Me han preguntado en más de una ocasión que si todo lo que publico en “Mi Cocina” lo he hecho yo…..Lo que suelo contestar con total rotundidad es que sí, que aunque parezca increíble, absolutamente todas las recetas que encontrarán en el blog (más de 1.350 platos) las he cocinado, preparado y por supuesto degustado.  

Y la siguiente pregunta ¿Y te da tiempo a cocinar?.    A veces a duras penas, me resulta casi imposible planear mi día a día, mi vida a veces es imprevisible: mis responsabilidades, la familia, la casa (algún día comentaré cuantas puertas, cuantas escaleras y ventanas tiene mi casa, de momento sólo comentaré que son cuatro plantas), las obligaciones, la vida en sí…..es complicado para mi muchísimas veces sacar más tiempo al día, éste sólo tiene 24 horas.      
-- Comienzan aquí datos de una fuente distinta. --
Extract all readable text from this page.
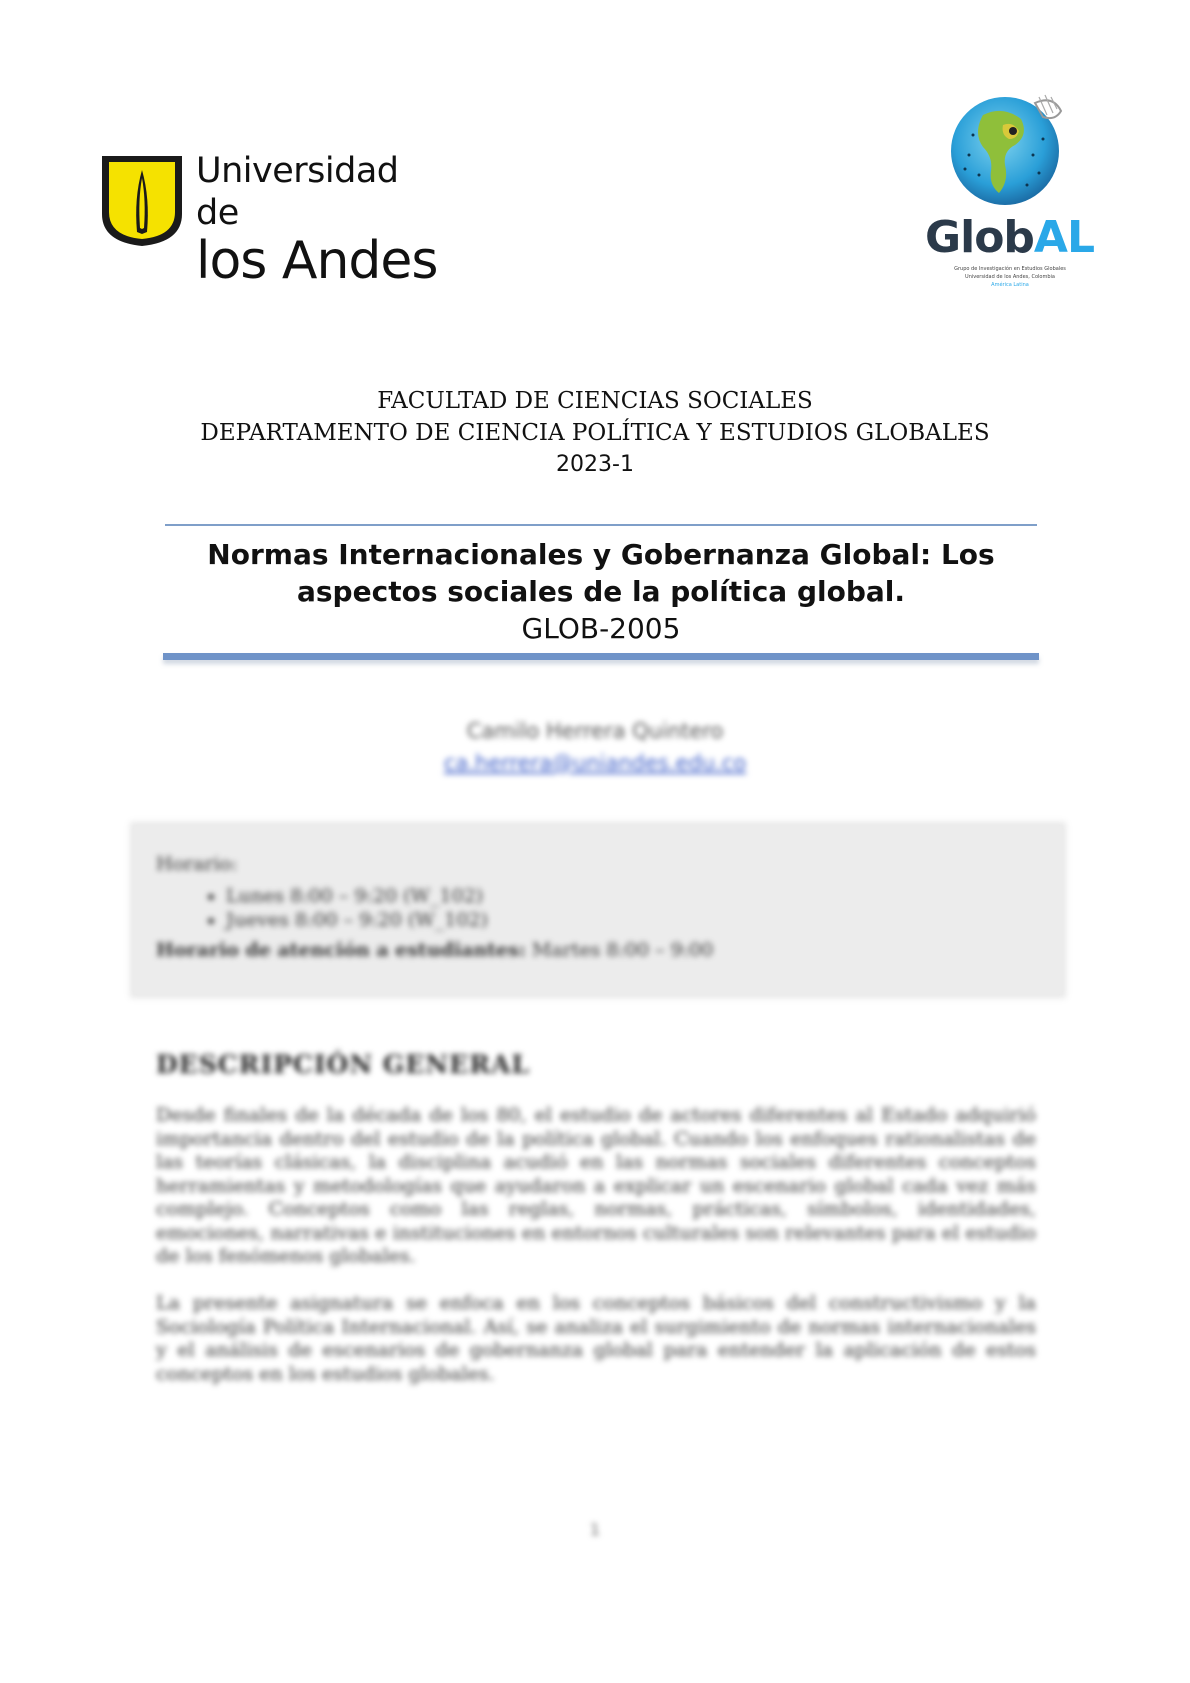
Universidad de
los Andes	GlobAL
Grupo de Investigación en Estudios Globales
Universidad de los Andes, Colombia
América Latina
FACULTAD DE CIENCIAS SOCIALES
DEPARTAMENTO DE CIENCIA POLÍTICA Y ESTUDIOS GLOBALES
2023-1
Normas Internacionales y Gobernanza Global: Los
aspectos sociales de la política global.
GLOB-2005
Camilo Herrera Quintero
ca.herrera@uniandes.edu.co
Horario:
• Lunes 8:00 – 9:20 (W_102)
• Jueves 8:00 – 9:20 (W_102)
Horario de atención a estudiantes: Martes 8:00 – 9:00
DESCRIPCIÓN GENERAL
Desde finales de la década de los 80, el estudio de actores diferentes al Estado adquirió importancia dentro del estudio de la política global. Cuando los enfoques rationalistas de las teorías clásicas, la disciplina acudió en las normas sociales diferentes conceptos herramientas y metodologías que ayudaron a explicar un escenario global cada vez más complejo. Conceptos como las reglas, normas, prácticas, símbolos, identidades, emociones, narrativas e instituciones en entornos culturales son relevantes para el estudio de los fenómenos globales.
La presente asignatura se enfoca en los conceptos básicos del constructivismo y la Sociología Política Internacional. Así, se analiza el surgimiento de normas internacionales y el análisis de escenarios de gobernanza global para entender la aplicación de estos conceptos en los estudios globales.
1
Pero para cocinar, me las ingenio diariamente a la perfección, todo es la práctica, independientemente de que, como siempre me han dicho, soy una "mari nervios"...no estoy quieta un momento.   Hay veces que en una hora preparo almuerzo, cena…e incluso dejo listo algún bizcocho o masa para croquetas.     Cocinar es una obligación que hago con gusto, con placer y pasión.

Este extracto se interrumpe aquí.